Abhava means non-existence, negation, nothing or absence. It is the negative of Bhava which means being, becoming, existing or appearance.

Overview
Uddayana divides Padārtha (Categories) into Bhava (existence) which is real, and Abhava (non-existence) which is not real. Dravya (substance), Guṇa (quality), Karma (action), Samanya (community or generality), Visesa (particularity or partimerity) and Samavaya (inherence) are the marks of existence. Abhava has not been categorically defined by the Vaisheshika School of Hindu philosophy but is of four kinds viz – 1) Pragabhava i.e. Prior non-existence, 2) Pradhvamsabhava i.e. Posterior non-existence, 3) Atyantabhava i.e.  Absolute non-existence, and 4) Anyonyabhava i.e. Mutual non-existence.

 Pragabhava i.e. Prior non-existence, is the non-existence of an effect in its material cause before production; it has a beginning it has an end because it is destroyed by the production of the effect. Without prior non-existence there cannot be an effect.
 Pradhvamsabhava i.e.Posterior non-existence, is the non-existence of an effect by its destruction; as such it has a beginning but no end i.e. it cannot be destroyed.
 Atyantabhava i.e. Absolute non-existence, or absolute negation is non-existence in all times i.e. denial of an absolutely non-existent entity in all times and in all places. It is the state of absolute abstraction.
 Anyonyabhava i.e. Mutual non-existence, is denial of identity between two things, which have specific nature. Negation other than mutual negation is negation of relation.

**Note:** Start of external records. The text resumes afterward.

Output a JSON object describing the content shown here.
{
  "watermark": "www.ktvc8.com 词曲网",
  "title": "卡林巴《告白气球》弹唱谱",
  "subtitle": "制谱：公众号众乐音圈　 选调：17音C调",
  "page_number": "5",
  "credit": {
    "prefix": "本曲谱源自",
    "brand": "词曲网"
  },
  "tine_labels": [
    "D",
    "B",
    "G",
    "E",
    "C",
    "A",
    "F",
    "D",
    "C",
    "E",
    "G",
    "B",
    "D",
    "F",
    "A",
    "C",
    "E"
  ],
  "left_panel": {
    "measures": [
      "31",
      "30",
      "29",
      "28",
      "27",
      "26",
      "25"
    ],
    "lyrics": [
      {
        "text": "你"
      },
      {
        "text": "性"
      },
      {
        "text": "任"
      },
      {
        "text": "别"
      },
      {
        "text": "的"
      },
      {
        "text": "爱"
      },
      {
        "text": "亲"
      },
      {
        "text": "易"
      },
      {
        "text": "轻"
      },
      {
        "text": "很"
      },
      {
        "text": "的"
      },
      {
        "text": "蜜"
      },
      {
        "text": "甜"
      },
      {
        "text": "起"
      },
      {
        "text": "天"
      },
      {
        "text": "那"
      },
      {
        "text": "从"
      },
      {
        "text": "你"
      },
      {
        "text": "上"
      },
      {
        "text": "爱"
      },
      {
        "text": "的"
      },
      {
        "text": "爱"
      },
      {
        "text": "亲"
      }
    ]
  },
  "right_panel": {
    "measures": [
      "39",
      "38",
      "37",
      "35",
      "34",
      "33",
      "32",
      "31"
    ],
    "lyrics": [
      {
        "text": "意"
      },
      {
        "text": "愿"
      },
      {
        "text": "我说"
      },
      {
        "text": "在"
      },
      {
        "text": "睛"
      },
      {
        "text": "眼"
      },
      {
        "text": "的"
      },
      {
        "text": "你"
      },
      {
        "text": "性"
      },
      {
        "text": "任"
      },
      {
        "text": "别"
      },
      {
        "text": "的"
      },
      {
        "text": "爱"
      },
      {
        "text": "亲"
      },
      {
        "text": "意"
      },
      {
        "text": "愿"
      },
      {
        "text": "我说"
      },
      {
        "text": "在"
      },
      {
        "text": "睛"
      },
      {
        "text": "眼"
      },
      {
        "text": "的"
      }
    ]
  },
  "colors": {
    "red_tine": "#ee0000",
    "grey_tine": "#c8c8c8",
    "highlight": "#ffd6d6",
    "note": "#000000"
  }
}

The process with which the sound value collapses into the point value of the gap existing between the first and the next syllable of the first letter of the Rigveda, Agnim, is Pradhvamsabhava, the silent point of all possibilities within the gap is Atyantabhava, the structuring dynamics of what happens within the gap Anyonyabhava, and the mechanics by which the sound emerges from the point value of the gap i.e. emergence of the following syllable, is Pragabhava; this mechanism is inherent in both syllables.

The Vaisheshika, the Nyaya, the Bhatta Mimamsa and Dvaita schools hold Abhava as a distinct category. Recognised as a reality by the Nyaya school, Abhava is often stated to be the reality of the greatest moment in the pluralistic universe and is connected with Mukti. It is a relative word, for there can be abhava only when previously there is bhava; moreover it is an event occurring in time.  The Nyaya and the Siddhantin maintain that the cognition of abhava is due to perception involving special kind of contact or sense contact. 

Abhava is that unmanifest level from where the concrete Bhava arises or emerges.  Vasubandhu has referred to Sunyata having the characteristic of the own-being of abhava, rather than a characteristic consisting of bhava which Sthiramati observes is in fact not redundant, which means abhava does not negate bhava. Abhava refers to particular entities and not to Being ; it is a theoretical or logical denial of the existence of some particular impossibility.
The acceptance of abhava as an independent padartha having ontological reality of its own is a peculiar feature of Indian philosophical tradition. Dharmakirti considered abhava as an anumana. He had brought in the idea of imaginary presence of that whose absence was apprehended in order to explain the specificity of the absence.